Juncker déclenche un débat sur une armée européenne
La création d'une armée européenne proposée par Jean-Claude Juncker a amorcé un débat sur la politique sécuritaire de l'Union. Ce week-end, le président de la Commission disait voir dans une armée commune la réponse appropriée aux menaces actuelles, émanant surtout de la Russie. Certains commentateurs abondent en son sens, soulignant que seule une Europe unie peut défendre ses valeurs. Pour d'autres, un renforcement de l'OTAN serait une réaction plus judicieuse à la politique hégémonique de Moscou.
Renforcer l'OTAN serait plus judicieux
Vouloir créer une armée européenne est irréaliste à l'heure actuelle, estime le quotidien conservateur Frankfurter Allgemeine Zeitung : "Une armée commune européenne ayant d'autres missions que celle de défiler dans les rues des capitales lors des différentes fêtes nationales ne verra pas le jour tant qu'il n'existera pas une politique étrangère et sécuritaire commune digne de ce nom. Celle-ci nécessiterait une forte convergence des intérêts nationaux. ... Créer au forcing une communauté supplémentaire qui ne repose sur rien, voilà ce que l'UE ne peut et ne doit pas se permettre. Actuellement, il ne s'agit pas de se perdre en conjectures imaginaires pour le futur, mais de faire face aux dangers du présent. La sécurité européenne est menacée par une Russie agressive qui se réarme massivement. ... La réaction au cynisme de la politique hégémonique de Moscou ne peut être qu'un renforcement politique et militaire de l'OTAN."
La résolution unie, une dissuasion efficace
Dans un monde de plus en plus belliqueux, une armée européenne serait la meilleure garante d'un maintien de la paix, estime le quotidien libéral Irish Examiner : "Nous sommes membres d'une communauté européenne qui, ces dernières décennies, a été la force déterminante et positive dans la vie des Irlandais. Dans un monde qui semble être de plus en plus fragmenté et belliqueux, ce genre de considérations semble inévitable. Elles sont peut être encore très théoriques, mais l'ancien postulat selon lequel une coalition de nations est plus forte qu'une multitude de petits Etats indépendants ne perd rien de sa validité. Il en va de même de l'affirmation selon laquelle une résolution unie est la force de dissuasion la plus efficace face à ceux qui menacent la paix que nous chérissons tous et que nous voulons préserver."

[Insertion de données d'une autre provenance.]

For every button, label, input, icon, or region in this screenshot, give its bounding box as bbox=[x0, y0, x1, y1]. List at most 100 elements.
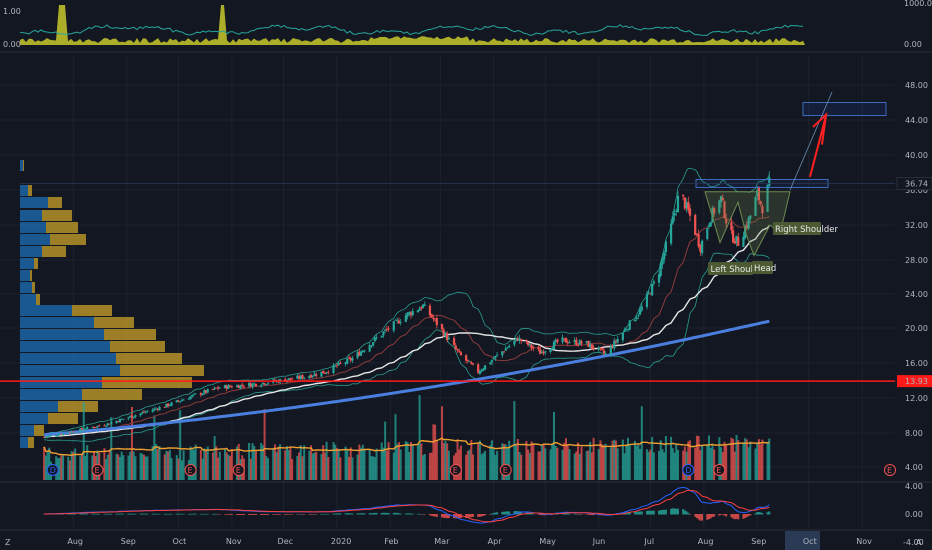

Une armée européenne serait sans commandement
Une armée européenne telle que la préconise le chef de la Commission européenne Jean-Claude Juncker montrerait que l'UE prend au sérieux la défense de ses valeurs, mais il sera impossible de la mettre en œuvre dans les faits, analyse le quotidien conservateur Lidové noviny : "Qui dirigera cette armée, qui en assurera le commandement ? Dans la zone euro et dans l'UE, l'Allemagne joue un rôle prépondérant sur les plans économique et politique. Cette Allemagne est peut-être en mesure de négocier avec Poutine, de manière plus ou moins énergique, mais elle ne peut pas envoyer au combat à l'étranger le moindre détachement de troupes sans avoir préalablement reçu la bénédiction du Bundestag ou de la Cour constitutionnelle. … Quand bien même les Etats européens changeraient d'attitude, débourseraient des milliards d'euros pour une défense commune, se doteraient d'une doctrine de sécurité persuasive, un chef militaire leur fait défaut. L'UE en tant qu'institution ne peut pas assumer ce rôle, l'Allemagne non plus et ni la Grande-Bretagne et ni la France ne veulent le faire. L'armée européenne s'annonce ainsi un projet de longue haleine - voire déjà mort-né."

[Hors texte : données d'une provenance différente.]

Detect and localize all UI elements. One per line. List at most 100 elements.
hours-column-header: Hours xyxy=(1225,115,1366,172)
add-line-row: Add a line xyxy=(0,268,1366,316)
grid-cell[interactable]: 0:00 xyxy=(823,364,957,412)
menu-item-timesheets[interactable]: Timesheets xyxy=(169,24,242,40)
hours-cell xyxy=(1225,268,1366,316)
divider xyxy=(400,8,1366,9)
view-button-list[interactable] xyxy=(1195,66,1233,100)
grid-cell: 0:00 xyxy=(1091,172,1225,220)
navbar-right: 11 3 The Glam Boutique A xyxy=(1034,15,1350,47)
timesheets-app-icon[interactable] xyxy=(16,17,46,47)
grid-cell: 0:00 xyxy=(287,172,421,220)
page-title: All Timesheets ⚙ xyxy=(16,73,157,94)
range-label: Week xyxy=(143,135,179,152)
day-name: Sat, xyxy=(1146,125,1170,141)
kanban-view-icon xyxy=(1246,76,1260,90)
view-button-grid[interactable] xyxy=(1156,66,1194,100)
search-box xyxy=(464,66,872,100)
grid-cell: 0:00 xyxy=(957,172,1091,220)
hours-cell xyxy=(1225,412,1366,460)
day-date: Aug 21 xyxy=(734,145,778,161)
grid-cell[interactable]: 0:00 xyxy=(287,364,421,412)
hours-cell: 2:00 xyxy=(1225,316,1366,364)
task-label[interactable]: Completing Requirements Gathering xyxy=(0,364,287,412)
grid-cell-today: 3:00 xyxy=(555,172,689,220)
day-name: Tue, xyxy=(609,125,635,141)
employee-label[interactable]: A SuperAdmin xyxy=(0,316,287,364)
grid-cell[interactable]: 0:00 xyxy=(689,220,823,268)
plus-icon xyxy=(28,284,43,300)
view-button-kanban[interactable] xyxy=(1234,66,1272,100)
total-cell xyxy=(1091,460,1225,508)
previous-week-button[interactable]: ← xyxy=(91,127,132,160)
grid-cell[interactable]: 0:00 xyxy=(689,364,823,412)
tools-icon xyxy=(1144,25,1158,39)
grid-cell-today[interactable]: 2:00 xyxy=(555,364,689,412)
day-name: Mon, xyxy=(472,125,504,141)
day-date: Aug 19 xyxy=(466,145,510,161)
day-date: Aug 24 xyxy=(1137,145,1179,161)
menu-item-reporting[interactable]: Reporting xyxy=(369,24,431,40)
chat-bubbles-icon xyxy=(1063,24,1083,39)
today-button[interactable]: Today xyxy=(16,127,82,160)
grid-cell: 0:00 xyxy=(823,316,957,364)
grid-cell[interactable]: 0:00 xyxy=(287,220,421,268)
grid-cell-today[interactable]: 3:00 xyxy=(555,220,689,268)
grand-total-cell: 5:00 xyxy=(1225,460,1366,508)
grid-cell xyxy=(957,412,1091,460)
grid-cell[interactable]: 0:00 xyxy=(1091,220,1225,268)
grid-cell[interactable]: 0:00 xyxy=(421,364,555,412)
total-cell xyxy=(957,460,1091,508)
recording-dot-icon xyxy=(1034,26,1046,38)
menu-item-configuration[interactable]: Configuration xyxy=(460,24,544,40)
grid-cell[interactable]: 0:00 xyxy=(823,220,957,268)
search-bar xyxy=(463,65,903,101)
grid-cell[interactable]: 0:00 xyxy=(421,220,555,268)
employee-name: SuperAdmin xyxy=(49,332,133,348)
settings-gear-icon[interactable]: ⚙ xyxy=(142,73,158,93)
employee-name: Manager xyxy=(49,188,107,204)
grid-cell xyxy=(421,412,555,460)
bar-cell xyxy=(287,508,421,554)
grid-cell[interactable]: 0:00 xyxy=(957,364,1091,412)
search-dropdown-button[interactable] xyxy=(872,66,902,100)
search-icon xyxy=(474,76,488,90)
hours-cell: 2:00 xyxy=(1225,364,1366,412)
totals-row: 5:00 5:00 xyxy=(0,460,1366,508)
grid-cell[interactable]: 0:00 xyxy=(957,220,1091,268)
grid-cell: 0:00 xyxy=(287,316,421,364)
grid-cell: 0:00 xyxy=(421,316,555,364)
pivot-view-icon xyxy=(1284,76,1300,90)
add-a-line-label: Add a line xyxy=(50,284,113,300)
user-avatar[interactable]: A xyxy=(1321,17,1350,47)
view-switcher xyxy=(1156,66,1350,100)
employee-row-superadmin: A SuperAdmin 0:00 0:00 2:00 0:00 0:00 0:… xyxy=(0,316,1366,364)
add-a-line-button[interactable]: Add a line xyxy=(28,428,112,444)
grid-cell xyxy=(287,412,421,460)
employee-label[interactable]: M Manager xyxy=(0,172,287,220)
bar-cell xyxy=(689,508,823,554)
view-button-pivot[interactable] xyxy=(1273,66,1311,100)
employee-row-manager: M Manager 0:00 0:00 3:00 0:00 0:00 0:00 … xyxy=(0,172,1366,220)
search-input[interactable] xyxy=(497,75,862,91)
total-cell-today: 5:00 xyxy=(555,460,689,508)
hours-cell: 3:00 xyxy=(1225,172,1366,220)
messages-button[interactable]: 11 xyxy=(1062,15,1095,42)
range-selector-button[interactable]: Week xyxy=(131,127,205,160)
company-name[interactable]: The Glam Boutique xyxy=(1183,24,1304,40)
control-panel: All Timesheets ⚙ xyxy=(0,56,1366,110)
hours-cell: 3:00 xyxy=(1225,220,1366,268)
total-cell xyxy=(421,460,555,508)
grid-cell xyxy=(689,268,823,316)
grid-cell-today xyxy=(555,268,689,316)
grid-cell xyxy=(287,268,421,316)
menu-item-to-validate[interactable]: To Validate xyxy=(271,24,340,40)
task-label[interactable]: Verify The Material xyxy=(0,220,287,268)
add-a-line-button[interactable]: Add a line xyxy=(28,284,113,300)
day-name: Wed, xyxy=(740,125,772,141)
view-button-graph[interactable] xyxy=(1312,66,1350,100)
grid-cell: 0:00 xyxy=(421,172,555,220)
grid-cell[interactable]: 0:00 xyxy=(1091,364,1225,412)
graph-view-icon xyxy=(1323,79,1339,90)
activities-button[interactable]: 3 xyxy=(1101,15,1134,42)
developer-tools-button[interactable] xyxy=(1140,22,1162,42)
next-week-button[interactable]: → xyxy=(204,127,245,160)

Une armée commune profite à la politique extérieure européenne
L'UE a de toute urgence besoin d'une stratégie de politique extérieure commune, estime sur le portail en ligne de la radio estonienne ERR le journaliste Erkki Bahovski, favorable à l'idée d'une armée européenne : "[Lors du sommet des ministres des Affaires étrangères à Riga ce week-end], l'UE a été la spectatrice de l'évolution de sa politique avec ses voisins, dans les pays du pourtour méditerranéen et dans ceux du partenariat oriental. … C'est déjà mieux que rien. Tel un super-pétrolier, l'UE s'apprête à manœuvrer, mais il faut dire que le virage à effectuer est large. … Le problème est que les conflits qui font rage à proximité directe de l'UE nous apportent des réfugiés et sont une source d'instabilité et de risque de guerre permanent. Le président de la Commission Juncker prévoit la création d'une armée européenne commune. C'est sans aucun doute un pas dans la bonne direction, qui montre que le pétrolier est peut-être plus réactif qu'il n'y paraît."